Aquí nadie sabe leer partituras, pero eso nunca fue un problema en las músicas populares. El mecanismo siempre es igual: Nando tararea una melodía y el resto la tararea con él. Y, una vez de acuerdo, todos la tocan con las gaitas. Luego, a por otro fragmento. Y finalmente, la canción entera. Así hacen con ‘La pegajosa’, ‘Prende la vela’ y otras tonadas campesinas que sirven de excusa para que Ciro, Julia, Andreu, Melissa, César, Jaime, María, Juancho y Paul se reúnan semanalmente para recordarlas y expandirlas a nueve mil kilómetros de Colombia. Aaron y Yago ya no están para gaitas. Han descubierto algo mas divertido: un hula-hop. Y la están liando. “¡Hagan la bulla callados!”, les suplica Nando.

Vientos de resistencia

El documental ‘Vientos de resistencia’ relata la historia de Lumbalú, un grupo de colombianos empeñado en rescatar la música de gaitas de las zonas rurales en una época, mitad de los años 80, en que las políticas culturales de su país solo atendían a la modernidad anglosajona. Aquellos músicos aprendieron de los ancianos y se autoencomendaron la opción política de repartirse por barrios y colegios de su Pereira natal para transmitir su saber. Con el tiempo, el grupo Lumbalú viajó a Barcelona en pleno 'boom' de la escena mestiza y grabaron dos discos antes de separarse. Pero nunca olvidaron aquella misión pedagógica a la que se comprometieron. Uno de aquellos músicos era Nando Muñoz.

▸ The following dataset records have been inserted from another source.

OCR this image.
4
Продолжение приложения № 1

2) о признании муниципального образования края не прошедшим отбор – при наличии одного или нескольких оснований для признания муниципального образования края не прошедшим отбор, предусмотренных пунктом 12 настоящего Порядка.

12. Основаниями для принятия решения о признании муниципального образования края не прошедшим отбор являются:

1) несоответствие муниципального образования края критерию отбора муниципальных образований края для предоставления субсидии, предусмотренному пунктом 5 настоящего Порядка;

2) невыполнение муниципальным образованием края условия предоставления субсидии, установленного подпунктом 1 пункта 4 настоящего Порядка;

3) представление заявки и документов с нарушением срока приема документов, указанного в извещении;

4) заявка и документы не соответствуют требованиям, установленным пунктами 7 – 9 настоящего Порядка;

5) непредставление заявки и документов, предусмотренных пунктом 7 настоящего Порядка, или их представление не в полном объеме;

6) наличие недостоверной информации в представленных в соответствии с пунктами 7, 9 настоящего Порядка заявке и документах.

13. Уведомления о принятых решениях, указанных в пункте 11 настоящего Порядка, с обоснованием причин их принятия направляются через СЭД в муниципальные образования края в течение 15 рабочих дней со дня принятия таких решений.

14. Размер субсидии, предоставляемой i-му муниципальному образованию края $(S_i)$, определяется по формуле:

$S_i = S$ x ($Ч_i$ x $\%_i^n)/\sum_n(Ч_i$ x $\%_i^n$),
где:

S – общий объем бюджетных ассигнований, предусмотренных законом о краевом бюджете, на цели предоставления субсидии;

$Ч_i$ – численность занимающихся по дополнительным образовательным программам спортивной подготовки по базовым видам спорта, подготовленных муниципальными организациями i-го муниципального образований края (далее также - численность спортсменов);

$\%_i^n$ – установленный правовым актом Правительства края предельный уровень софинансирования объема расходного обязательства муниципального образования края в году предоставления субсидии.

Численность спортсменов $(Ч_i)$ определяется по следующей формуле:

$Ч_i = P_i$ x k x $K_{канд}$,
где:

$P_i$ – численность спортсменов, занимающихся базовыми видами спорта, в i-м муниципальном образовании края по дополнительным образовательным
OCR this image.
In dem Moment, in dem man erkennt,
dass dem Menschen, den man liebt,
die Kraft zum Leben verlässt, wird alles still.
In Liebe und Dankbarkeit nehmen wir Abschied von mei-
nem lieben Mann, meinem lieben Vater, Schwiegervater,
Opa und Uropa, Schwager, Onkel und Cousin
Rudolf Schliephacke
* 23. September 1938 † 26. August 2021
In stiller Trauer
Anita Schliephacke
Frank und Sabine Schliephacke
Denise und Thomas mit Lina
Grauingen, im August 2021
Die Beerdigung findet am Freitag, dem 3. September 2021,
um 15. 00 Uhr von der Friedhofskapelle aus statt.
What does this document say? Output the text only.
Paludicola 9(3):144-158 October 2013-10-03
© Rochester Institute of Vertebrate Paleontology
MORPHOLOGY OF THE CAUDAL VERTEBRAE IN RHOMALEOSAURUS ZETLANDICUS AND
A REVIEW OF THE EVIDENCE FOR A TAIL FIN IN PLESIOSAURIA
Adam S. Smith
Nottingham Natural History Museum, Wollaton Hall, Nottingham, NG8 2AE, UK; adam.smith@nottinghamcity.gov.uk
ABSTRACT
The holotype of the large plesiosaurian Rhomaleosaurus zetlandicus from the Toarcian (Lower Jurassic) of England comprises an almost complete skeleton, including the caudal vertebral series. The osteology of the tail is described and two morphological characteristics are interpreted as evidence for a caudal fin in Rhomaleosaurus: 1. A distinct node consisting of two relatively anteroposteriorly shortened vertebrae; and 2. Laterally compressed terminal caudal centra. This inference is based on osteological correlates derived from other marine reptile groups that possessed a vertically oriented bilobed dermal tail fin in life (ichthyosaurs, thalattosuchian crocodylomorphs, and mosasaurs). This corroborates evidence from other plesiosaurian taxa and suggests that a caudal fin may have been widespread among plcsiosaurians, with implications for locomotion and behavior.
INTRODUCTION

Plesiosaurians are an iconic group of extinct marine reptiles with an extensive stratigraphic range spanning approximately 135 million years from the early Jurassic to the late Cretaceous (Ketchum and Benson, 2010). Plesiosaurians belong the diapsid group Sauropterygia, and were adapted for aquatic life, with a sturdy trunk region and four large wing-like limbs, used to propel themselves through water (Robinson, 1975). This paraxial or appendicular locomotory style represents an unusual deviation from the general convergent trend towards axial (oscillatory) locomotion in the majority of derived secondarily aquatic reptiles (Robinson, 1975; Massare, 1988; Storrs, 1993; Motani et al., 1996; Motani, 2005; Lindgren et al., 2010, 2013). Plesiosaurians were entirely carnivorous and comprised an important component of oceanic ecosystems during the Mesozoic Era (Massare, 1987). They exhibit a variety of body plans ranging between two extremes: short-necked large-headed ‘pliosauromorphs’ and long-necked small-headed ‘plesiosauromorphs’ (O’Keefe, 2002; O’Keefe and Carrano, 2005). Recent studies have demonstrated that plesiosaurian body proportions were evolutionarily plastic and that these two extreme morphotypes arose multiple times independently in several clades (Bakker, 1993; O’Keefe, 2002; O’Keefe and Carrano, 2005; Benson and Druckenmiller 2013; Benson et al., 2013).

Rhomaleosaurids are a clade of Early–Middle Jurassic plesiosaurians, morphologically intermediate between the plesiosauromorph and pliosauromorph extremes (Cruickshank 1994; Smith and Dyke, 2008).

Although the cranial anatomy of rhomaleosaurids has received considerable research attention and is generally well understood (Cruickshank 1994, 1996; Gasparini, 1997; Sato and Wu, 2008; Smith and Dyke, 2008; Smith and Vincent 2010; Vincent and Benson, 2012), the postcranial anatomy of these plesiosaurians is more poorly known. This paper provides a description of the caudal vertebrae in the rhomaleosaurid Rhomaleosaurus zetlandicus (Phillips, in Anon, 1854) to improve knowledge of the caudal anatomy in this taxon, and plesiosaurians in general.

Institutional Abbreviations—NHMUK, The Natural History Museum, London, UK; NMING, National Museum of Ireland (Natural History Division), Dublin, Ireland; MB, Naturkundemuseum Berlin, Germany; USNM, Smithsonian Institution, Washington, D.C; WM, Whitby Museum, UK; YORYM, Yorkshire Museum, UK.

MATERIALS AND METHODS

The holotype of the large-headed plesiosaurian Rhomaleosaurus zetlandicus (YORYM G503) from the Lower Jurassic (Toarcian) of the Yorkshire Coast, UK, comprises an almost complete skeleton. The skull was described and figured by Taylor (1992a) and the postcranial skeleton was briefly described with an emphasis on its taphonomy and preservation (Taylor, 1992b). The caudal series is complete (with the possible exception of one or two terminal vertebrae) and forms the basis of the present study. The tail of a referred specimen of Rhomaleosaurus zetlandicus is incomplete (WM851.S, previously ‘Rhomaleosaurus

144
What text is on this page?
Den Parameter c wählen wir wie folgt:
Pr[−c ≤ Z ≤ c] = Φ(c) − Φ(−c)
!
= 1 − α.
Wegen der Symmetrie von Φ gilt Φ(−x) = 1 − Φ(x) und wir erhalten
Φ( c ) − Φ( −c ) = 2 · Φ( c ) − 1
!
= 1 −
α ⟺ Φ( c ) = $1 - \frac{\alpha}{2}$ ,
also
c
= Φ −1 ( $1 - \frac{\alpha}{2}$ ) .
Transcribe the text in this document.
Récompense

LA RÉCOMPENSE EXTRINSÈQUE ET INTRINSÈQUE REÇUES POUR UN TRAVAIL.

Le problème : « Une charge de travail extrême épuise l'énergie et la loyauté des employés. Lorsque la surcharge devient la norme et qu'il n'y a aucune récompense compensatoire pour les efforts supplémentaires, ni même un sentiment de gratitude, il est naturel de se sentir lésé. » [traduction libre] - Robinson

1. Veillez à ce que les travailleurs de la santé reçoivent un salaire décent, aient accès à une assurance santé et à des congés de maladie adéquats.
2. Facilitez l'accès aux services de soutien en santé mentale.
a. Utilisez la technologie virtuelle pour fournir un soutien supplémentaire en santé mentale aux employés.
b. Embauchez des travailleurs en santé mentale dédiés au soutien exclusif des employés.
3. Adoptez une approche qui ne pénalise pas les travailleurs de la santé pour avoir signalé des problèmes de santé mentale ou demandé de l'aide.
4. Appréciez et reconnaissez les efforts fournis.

Nando insiste en que su objetivo es “difundir y congregar”. “No estamos solo para tocar. Nos reunimos para compartir un momento, para conectar con ese pasado y para empoderarnos mientras nos enamoramos de la música”. En el citado documental, Arturo Rendón, uno de los miembros del grupo Lumbalú que se quedó en Colombia, aporta su particular definición de política: “Cuando tocamos todos juntos y surge una melodía, esa es la verdadera política: estar con los otros, escuchar a los otros, construir con los otros, conocer a los otros”.

Vida campesina

Hoy la delegación barcelonesa de la Escuela de Gaitas Lumbalú Otún ensayará por primera vez ‘Vida campesina’, canción popular de Pedro María Mendoza cuya letra narra la rutina de un campesino ahogado por las deudas y el trabajo. “Oye Juan Ramón, no se te vaya a olvidar /  Que hay que trabajar las ocho horas diarias / Para así poder pagar lo que se debe en la Caja Agraria”, dice el estribillo. Después llega un verso revelador que se repite eternamente: “Y así nos prestan más / Y trabajamos más”. Ciro propone una enmienda: “Con todo el respeto, maestro, esta letra hay que cambiarla ya”. Melissa maldice los abusos de la banca colombiana. Jaime se burla del culto al trabajo. Las risas se mezclan con la política de las canciones, pero la melodía nunca desaparece. Y si alguien pierde el compás, otro se acerca para ayudarle y mostrarle el rumbo.

En estas clases de gaitas no hay un examen final en el horizonte. Los que llevan más años saben que deberán adaptarse al ritmo de los que acaban de llegar. La música es el espacio común que une a los que llevan tres años yendo a clase y ya tocan la gaita con soltura con los que solo llevan unos meses y, si no pueden abordar una melodía nueva, agarran el tambor, tararean con la voz o simplemente bailan. Pero todos saldrán empapados de estas músicas. Aaron y Yago siguen con su particular taller de hula-hop. Ya no prestan atención, pero están interiorizando inconscientemente las melodías de sus ancestros.

Son las diez y ya debería acabar la clase, pero aún hay ganas de fiesta y en la escuela de gaitas se enfrascan en una interpretación sin fin de ‘Las cuatro palomas’ de Totó La Momposina. Los del tango ya están recogiendo el equipo de música y los altavoces. Una pareja de jubilados se despide de Maxi hasta la próxima semana con un par de besos empapados de cariño y agradecimiento. Espacios como el casal de barrio Pou de la Figuera nos permiten hacernos una idea de la cantidad de gente que está dispuesta a compartir sus conocimientos.